• Redundancy of Individual Employees

  • Luana Farrugia M. Adv

    The Covid-19 pandemic has severely impacted businesses, companies and workplaces, virtually wiping out certain industries and leading to individual redundancies. The Industrial Tribunal has held that, as a general rule, redundancies should only be acceptable in certain situations, and in a particular decision, listed four criteria which would justify this course of action:

    1. Redundancy must be due to a lack of work, which results in lower financial income;
    2. There must be a general or specific change in work which requires different skills and competencies;
    3. There must be a change in the nature of the work resulting from restructuring which is necessary for the improvement of the company’s functions, and;
    4. A restructuring plan clearly shows the real necessity of reducing the number of employees.

    Of considerable importance is the notion laid down by the Tribunal that if the reason for redundancy is the abolition of the post, it must be adequately proved that the role in question has to be abolished. It cannot be shown that the responsibilities and duties borne by that role were absorbed by and distributed to other roles.

    Individual redundancies are subject to the following rules:

    1. RIGHT OF FIRST REFUSAL

    The Employment and Industrial Relations Act (“the Act”) explains that a contract of service for an indefinite time may be terminated on grounds of redundancy by giving notice and the employee would then be entitled to being offered the same job if the same post becomes available within one year of the redundancy.

    1. SAME CONDITIONS TO APPLY IN CASE OF RE-EMPLOYMENT

    Should the employee be re-employed within 12 months following redundancy, the working conditions cannot be less favourable than those in force during the period of employment  and the re-employment shall be considered to be a continuation of the original employment..

    1. LAST IN, FIRST OUT

    The vitally crucial principle of redundancy, ‘last in, first out’ is established in our law. This essentially means that an employer is not allowed to pick which employee is to be declared redundant but must terminate the employment that person who was engaged last in the class of employment affected by redundancy.

    The rule means that the employee to be declared redundant is not necessarily the last employee to be employed, if the position occupied is not going to be abolished.
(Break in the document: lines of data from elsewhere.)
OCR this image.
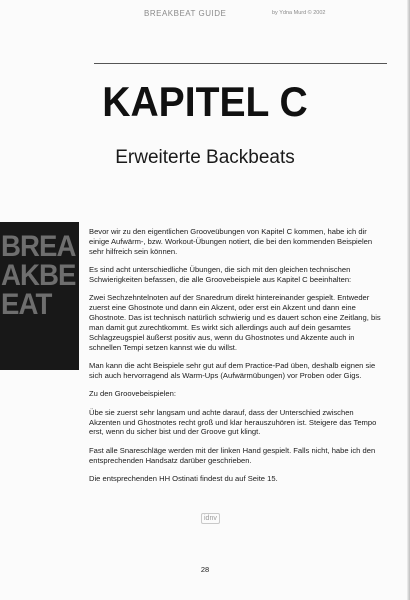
BREAKBEAT GUIDE	by Ydna Murd © 2002
KAPITEL C
Erweiterte Backbeats
BREA
AKBE
EAT

Bevor wir zu den eigentlichen Grooveübungen von Kapitel C kommen, habe ich dir einige Aufwärm-, bzw. Workout-Übungen notiert, die bei den kommenden Beispielen sehr hilfreich sein können.

Es sind acht unterschiedliche Übungen, die sich mit den gleichen technischen Schwierigkeiten befassen, die alle Groovebeispiele aus Kapitel C beeinhalten:

Zwei Sechzehntelnoten auf der Snaredrum direkt hintereinander gespielt. Entweder zuerst eine Ghostnote und dann ein Akzent, oder erst ein Akzent und dann eine Ghostnote. Das ist technisch natürlich schwierig und es dauert schon eine Zeitlang, bis man damit gut zurechtkommt. Es wirkt sich allerdings auch auf dein gesamtes Schlagzeugspiel äußerst positiv aus, wenn du Ghostnotes und Akzente auch in schnellen Tempi setzen kannst wie du willst.

Man kann die acht Beispiele sehr gut auf dem Practice-Pad üben, deshalb eignen sie sich auch hervorragend als Warm-Ups (Aufwärmübungen) vor Proben oder Gigs.

Zu den Groovebeispielen:

Übe sie zuerst sehr langsam und achte darauf, dass der Unterschied zwischen Akzenten und Ghostnotes recht groß und klar herauszuhören ist. Steigere das Tempo erst, wenn du sicher bist und der Groove gut klingt.

Fast alle Snareschläge werden mit der linken Hand gespielt. Falls nicht, habe ich den entsprechenden Handsatz darüber geschrieben.

Die entsprechenden HH Ostinati findest du auf Seite 15.

idnv
28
The terminated employee must be the last one recruited in a particular class or category as defined in a collective agreement, or, if no collective agreement exists, by reference to the work performed by the various employees. Therefore, if two employees have different titles or names to their post, but realistically perform the same work, the employee rendered redundant would be that one who was last employed.

    This rule is subject to one exception  – where an employee is related  to the employer by consanguinity or affinity up to the third degree, the employer may, instead of terminating the employment of that person who would have been the last one employed, terminate that of the person next in turn. However, this exception does not apply if the employer is a limited liability company or a statutory body.

  • The information provided does not constitute legal advice.